The golden handcuffs of extreme adaptation

Adaptation to extreme environments, whilst beneficial under extreme selective pressures, can restrict the range within which extremozymes can function, limiting their usefulness in biocatalysis. Not only are these enzymes “extreme-loving”, but they can also often be considered “extreme-dependent”. For example, haloarchaeal enzymes aren’t just able to function at high salinity, they actually require it to maintain their functional conformation. This presents considerable difficulties when trying to use these enzymes in cascades, not only with mesophilic enzymes but even with other extremozymes adapted to different extreme conditions. In the case of halophiles, the high salt concentrations required for high-volume production can also present considerable logistical challenges, such as corrosion-mediated damage to stainless steel bioreactors.

These examples highlight the challenges of successfully expressing archaeal extremozymes and scaling their biotransformations to industrial levels. Not only do the problems not end here, they don’t even begin here! Often difficult to manipulate once identified, ‘good’ archaeal enzymes can also be challenging to find in the first place. As with bacterial enzymes, many initial discoveries have come through culture-based activity-guided approaches. With the advent and subsequent explosion of metagenomic sequencing, this has expanded and evolved to facilitate enzyme discovery using culture-independent approaches.
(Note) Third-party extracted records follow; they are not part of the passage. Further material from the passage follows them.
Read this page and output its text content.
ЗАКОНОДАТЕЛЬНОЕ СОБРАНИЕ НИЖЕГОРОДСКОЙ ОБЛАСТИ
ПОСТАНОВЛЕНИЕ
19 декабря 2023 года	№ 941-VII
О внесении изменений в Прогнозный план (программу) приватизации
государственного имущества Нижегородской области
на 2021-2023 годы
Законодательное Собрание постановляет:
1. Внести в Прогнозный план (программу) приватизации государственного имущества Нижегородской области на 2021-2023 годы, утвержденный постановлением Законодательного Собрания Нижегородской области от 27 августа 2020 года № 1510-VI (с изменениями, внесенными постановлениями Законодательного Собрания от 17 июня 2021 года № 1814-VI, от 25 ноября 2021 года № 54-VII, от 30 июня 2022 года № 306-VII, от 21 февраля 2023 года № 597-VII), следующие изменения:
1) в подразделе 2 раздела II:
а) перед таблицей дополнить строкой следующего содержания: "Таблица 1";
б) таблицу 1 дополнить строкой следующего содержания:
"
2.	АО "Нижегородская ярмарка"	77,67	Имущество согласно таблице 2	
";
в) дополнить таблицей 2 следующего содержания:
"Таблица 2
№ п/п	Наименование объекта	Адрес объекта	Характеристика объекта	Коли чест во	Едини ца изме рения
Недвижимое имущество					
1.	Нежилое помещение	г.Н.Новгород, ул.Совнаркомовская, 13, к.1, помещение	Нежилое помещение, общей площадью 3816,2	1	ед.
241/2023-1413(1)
However, given the predominance of bacterial sequences in many databases, sequence-driven metagenomics approaches to enzyme discovery are skewed toward known bacterial sequences.

Function-driven metagenomic approaches, such as those applied in fosmid libraries, could help with this issue and drive the discovery of truly novel archaeal biocatalysts. In this case, random strands of environmental DNA are cloned into plasmids which are used to transform hosts, followed by functional tests, and then sequencing. Again, however, the problem with this approach lies in the lack of developed archaeal library generation and expression systems, which are orders of magnitude less efficient than more well-established bacterial systems.

The relative novelty of archaeal enzyme research compared to bacteria, whilst exciting, means that current drawbacks associated with their application persist. Despite this, new avenues of archaeal research and rapidly advancing technology ensure the potential of archaeal enzyme application in biocatalysis has never been more exciting.

A role for machine learning?

Machine learning is poised to revolutionise the exploration and application of archaeal extremozymes in biocatalysis. Advances like AlphaFold have enabled the accurate prediction of protein structures, including those of extremozymes, offering unprecedented insights into their function and stability under extreme conditions. This foundational knowledge supports rational enzyme design, where archaeal enzymes can be tailored for specific industrial needs, such as improved activity at high temperatures or tolerance to solvents.

Machine learning algorithms can utilise structural and functional data from previously characterised extremozymes as scaffolds for novel biocatalyst design. Training models with datasets containing structural variations, activity profiles, and environmental conditions could enable researchers to easily predict mutations to enhance activity or stability. This capability may be particularly valuable for creating enzymes compatible with mesophilic expression hosts such as E. coli, ensuring industrial scalability without compromising their extreme characteristics.

Rational design towards targeted substrates is another promising avenue, as seen with bacterial enzymes. Machine learning tools can identify and optimise archaeal enzymes to process specific substrates more efficiently, expanding their applicability not only in biocatalysis but also in sectors like biofuel production and bioremediation. By combining high-throughput screening with machine learning-based predictions, the discovery and deployment of archaeal extremozymes in biocatalysis could become faster, cheaper, and more precise, driving sustainable innovation across industries.